FINM 33165

Reinforcement Learning and Deep Learning

Autumn Quarter
Instructor: Niels Nygaard

The course begins with a quick introduction to Deep Learning i.e., Neural Networks (NN).  We discuss how such models are trained on data, loss functions and Stochastic Gradient Descent (SGD).

We then discuss Markov Decision Processes (MDP) and the Bellman Equation. This is the foundation of Reinforcement Learning. The objective is to learn to make decisions i.e., select actions that maximize an expected sum of rewards.  

We introduce the value and the q-functions and show how the problem of finding best actions is formulated in terms of these functions.
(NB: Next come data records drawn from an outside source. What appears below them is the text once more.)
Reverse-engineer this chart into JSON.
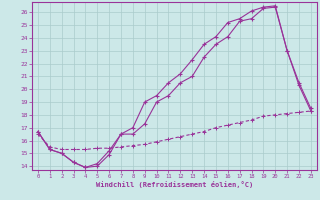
{
  "xlabel": "Windchill (Refroidissement éolien,°C)",
  "background_color": "#cce8e8",
  "grid_color": "#aacccc",
  "line_color": "#993399",
  "xlim": [
    -0.5,
    23.5
  ],
  "ylim": [
    13.7,
    26.8
  ],
  "yticks": [
    14,
    15,
    16,
    17,
    18,
    19,
    20,
    21,
    22,
    23,
    24,
    25,
    26
  ],
  "xticks": [
    0,
    1,
    2,
    3,
    4,
    5,
    6,
    7,
    8,
    9,
    10,
    11,
    12,
    13,
    14,
    15,
    16,
    17,
    18,
    19,
    20,
    21,
    22,
    23
  ],
  "line1_x": [
    0,
    1,
    2,
    3,
    4,
    5,
    6,
    7,
    8,
    9,
    10,
    11,
    12,
    13,
    14,
    15,
    16,
    17,
    18,
    19,
    20,
    21,
    22,
    23
  ],
  "line1_y": [
    16.7,
    15.3,
    15.0,
    14.3,
    13.9,
    14.0,
    14.9,
    16.5,
    16.5,
    17.3,
    19.0,
    19.5,
    20.5,
    21.0,
    22.5,
    23.5,
    24.1,
    25.3,
    25.5,
    26.3,
    26.4,
    23.0,
    20.3,
    18.3
  ],
  "line2_x": [
    0,
    1,
    2,
    3,
    4,
    5,
    6,
    7,
    8,
    9,
    10,
    11,
    12,
    13,
    14,
    15,
    16,
    17,
    18,
    19,
    20,
    21,
    22,
    23
  ],
  "line2_y": [
    16.7,
    15.3,
    15.0,
    14.3,
    13.9,
    14.2,
    15.2,
    16.5,
    17.0,
    19.0,
    19.5,
    20.5,
    21.2,
    22.3,
    23.5,
    24.1,
    25.2,
    25.5,
    26.1,
    26.4,
    26.5,
    23.0,
    20.5,
    18.5
  ],
  "line3_x": [
    0,
    1,
    2,
    3,
    4,
    5,
    6,
    7,
    8,
    9,
    10,
    11,
    12,
    13,
    14,
    15,
    16,
    17,
    18,
    19,
    20,
    21,
    22,
    23
  ],
  "line3_y": [
    16.5,
    15.5,
    15.3,
    15.3,
    15.3,
    15.4,
    15.4,
    15.5,
    15.6,
    15.7,
    15.9,
    16.1,
    16.3,
    16.5,
    16.7,
    17.0,
    17.2,
    17.4,
    17.6,
    17.9,
    18.0,
    18.1,
    18.2,
    18.3
  ]
}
We then show how NNs can be used to approximate q-functions. This method (and the Deep Q-Learning (DQN) model) was invented by researchers at Google’s DeepMind affiliate and contains several clever innovations.

We then turn to some very recent research that proposes a new approach to many RL problems. The model is known as the Decision Transformer and it combines RL with one of the most important innovations in Deep Learning in the last five years, the Transformer architecture.  We go through this architecture in some detail and show how it is used in Natural Language Processing (NLP)

The Decision Transformer applies Transformer architecture to RL problems to create models which are much simpler to code. The Decision Transformer model seems to be very appropriate for applications in Finance and there are many opportunities for further developments.

In the course we will code models from some of the research papers on these subjects.